The loss-of-function (LoF) hypothesis that p.G230V had lost enzymatic activity was dismissed as the biochemical assay showed that the variant protein was as active as wild-type in PUFA elongation. Perhaps this result was not surprising as, at the protein level, missense variants rarely cause gross alteration of protein structure (Iqbal et al. 2020; Vihinen 2021) and G230 was not predicted to affect either the active site or substrate binding. At the cellular/organismal level, even if the variant allele lost elongase activity, we would expect the wild-type allele to be haplosufficient (Karczewski et al. 2020), bearing in mind the robustness of metabolic pathways (Matias Rodrigues and Wagner 2009) and that most enzymatic defects require recessive mutations (Veitia et al. 2018; Wilkie 1994).

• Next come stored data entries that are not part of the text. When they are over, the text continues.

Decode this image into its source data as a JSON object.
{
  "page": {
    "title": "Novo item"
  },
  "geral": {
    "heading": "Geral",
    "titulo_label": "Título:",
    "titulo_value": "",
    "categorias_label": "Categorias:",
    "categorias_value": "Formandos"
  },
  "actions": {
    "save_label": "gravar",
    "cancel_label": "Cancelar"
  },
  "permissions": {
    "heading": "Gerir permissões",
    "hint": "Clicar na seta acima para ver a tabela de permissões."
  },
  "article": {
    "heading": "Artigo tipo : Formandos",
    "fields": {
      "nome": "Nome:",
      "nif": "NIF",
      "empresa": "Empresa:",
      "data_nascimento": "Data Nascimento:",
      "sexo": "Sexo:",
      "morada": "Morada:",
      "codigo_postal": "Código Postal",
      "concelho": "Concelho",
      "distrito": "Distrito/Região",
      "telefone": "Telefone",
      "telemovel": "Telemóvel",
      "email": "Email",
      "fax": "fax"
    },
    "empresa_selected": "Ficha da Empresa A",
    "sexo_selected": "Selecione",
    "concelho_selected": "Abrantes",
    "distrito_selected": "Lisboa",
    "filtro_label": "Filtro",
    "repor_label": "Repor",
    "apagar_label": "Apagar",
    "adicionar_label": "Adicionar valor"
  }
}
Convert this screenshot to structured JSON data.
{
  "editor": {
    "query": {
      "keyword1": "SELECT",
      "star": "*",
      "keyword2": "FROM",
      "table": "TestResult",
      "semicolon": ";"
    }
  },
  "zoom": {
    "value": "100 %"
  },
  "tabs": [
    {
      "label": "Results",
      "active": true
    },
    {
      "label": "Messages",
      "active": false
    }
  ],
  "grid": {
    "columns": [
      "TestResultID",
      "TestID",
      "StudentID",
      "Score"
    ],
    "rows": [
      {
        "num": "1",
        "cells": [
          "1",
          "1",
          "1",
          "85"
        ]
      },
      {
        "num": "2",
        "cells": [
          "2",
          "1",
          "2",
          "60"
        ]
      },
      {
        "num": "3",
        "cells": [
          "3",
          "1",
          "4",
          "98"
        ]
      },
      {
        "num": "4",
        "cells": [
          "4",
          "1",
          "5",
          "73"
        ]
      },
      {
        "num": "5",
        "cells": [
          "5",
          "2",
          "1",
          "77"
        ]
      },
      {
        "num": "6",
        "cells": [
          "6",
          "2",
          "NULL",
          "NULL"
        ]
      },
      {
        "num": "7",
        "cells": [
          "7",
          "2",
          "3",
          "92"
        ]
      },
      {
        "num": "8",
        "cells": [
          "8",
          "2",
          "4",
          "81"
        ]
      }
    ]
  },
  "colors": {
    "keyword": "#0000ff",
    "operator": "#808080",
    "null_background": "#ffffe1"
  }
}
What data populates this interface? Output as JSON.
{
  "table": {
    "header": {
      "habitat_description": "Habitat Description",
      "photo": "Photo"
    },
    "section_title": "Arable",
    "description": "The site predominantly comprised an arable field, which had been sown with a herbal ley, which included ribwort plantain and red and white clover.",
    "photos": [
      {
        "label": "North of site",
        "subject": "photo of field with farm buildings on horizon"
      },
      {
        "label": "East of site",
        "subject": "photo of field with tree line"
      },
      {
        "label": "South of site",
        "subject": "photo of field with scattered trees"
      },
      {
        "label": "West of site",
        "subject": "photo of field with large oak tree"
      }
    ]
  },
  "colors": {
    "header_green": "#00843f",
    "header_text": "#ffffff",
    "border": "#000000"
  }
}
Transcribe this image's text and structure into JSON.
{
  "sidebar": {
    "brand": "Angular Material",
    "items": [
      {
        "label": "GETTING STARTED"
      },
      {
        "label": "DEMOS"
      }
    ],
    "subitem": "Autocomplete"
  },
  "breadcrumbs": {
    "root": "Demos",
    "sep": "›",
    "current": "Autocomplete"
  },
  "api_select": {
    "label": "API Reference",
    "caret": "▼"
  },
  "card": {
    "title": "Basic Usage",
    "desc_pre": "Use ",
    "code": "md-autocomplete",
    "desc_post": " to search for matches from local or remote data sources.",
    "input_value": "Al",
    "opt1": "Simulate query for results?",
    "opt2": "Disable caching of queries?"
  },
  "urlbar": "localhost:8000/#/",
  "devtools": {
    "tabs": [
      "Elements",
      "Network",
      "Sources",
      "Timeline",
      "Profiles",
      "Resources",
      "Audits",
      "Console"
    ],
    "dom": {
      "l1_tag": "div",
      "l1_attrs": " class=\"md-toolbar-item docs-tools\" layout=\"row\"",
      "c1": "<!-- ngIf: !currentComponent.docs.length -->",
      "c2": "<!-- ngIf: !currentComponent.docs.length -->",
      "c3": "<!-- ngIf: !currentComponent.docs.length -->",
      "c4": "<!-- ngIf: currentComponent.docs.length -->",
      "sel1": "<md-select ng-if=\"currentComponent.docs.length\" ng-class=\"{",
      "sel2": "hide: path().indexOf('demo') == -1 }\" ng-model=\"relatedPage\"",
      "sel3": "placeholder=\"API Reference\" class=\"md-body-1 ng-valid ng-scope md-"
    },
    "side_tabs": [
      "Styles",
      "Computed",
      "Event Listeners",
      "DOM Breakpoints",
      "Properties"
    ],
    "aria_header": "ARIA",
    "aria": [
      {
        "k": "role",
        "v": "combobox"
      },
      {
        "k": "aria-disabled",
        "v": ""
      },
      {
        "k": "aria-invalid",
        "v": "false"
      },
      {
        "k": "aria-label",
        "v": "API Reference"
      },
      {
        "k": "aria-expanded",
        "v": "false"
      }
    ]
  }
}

However, there are other avenues to LoF, notably LoF by mislocalization whereby a pathogenic protein is not targeted to its native milieu, instead accumulating ex loco and possibly forming insoluble aggregates, leading to protein depletion and LoF (Kokubun et al. 2019; Suk and Rousseaux 2020; Yang and Hu 2016). Such a mechanism occurs in Amyotrophic Lateral Sclerosis, a progressive NDD in which loss of function by nuclear-to-cytoplasmic mislocalization of TAR DNA binding protein 43 kDa (TDP-43) plays a major causative role (Atkinson et al. 2021; Suk and Rousseaux 2020). In SCA38, there is ER-to-Golgi mislocalization, the Golgi complex becoming a sinkhole where p.G230V is trapped and non-functional (Jacquemyn et al. 2017; Logan et al. 2014). So we propose that LoF by mislocalization is one pathogenetic mechanism.

Chronic accumulation of p.G230V within the Golgi complex will be detrimental, especially in post-mitotic cells such as neurons. Indeed, the Golgi complex is vital for neuronal development and maintenance, its vesicular trafficking regulating axon and dendritic growth (Ori-McKenney et al. 2012), and Golgi complex dysfunction is frequently observed in NDDs (Liu et al. 2021; Machamer 2015). In turn, disruption of the Golgi complex in the brain (e.g., by targeted deletion of GM130 in mouse) led to the phenotypic triad also observed in SCAs, i.e., Purkinje cell loss, cerebellar atrophy and ataxia (Liu et al. 2017). In addition, p.G230V accumulation may trigger the Golgi-associated protein quality control mechanisms (Briant et al. 2017), including the endosome and Golgi-associated degradation pathway (EGAD) (Schmidt et al. 2019). The EGAD substrates are known to include ER-resident membrane proteins involved in lipid biosynthesis, and play a role in regulating sphingolipid metabolism (Schmidt et al. 2019). Hence, toxic gain-of-function (GoF) by Golgi accumulation and dysfunction is proposed to be a second pathogenetic mechanism.

A clue to potential mechanism(s) driving p.G230V entrapment comes from the human binary interactome map by Luck et al. (2020), although new therapeutic strategies are on the horizon (Ashizawa et al. 2018; Ciechanover and Kwon 2015; Hachem et al. 2020; Hartl 2017; Mallucci et al. 2020; Tao and Conn 2018). Elucidating the underlying pathogenic mechanisms of NDDs is crucial for defining new therapeutic approaches, and our study underlines how challenging this is, with several pathogenetic mechanisms contributing to causing autosomal dominant SCA38.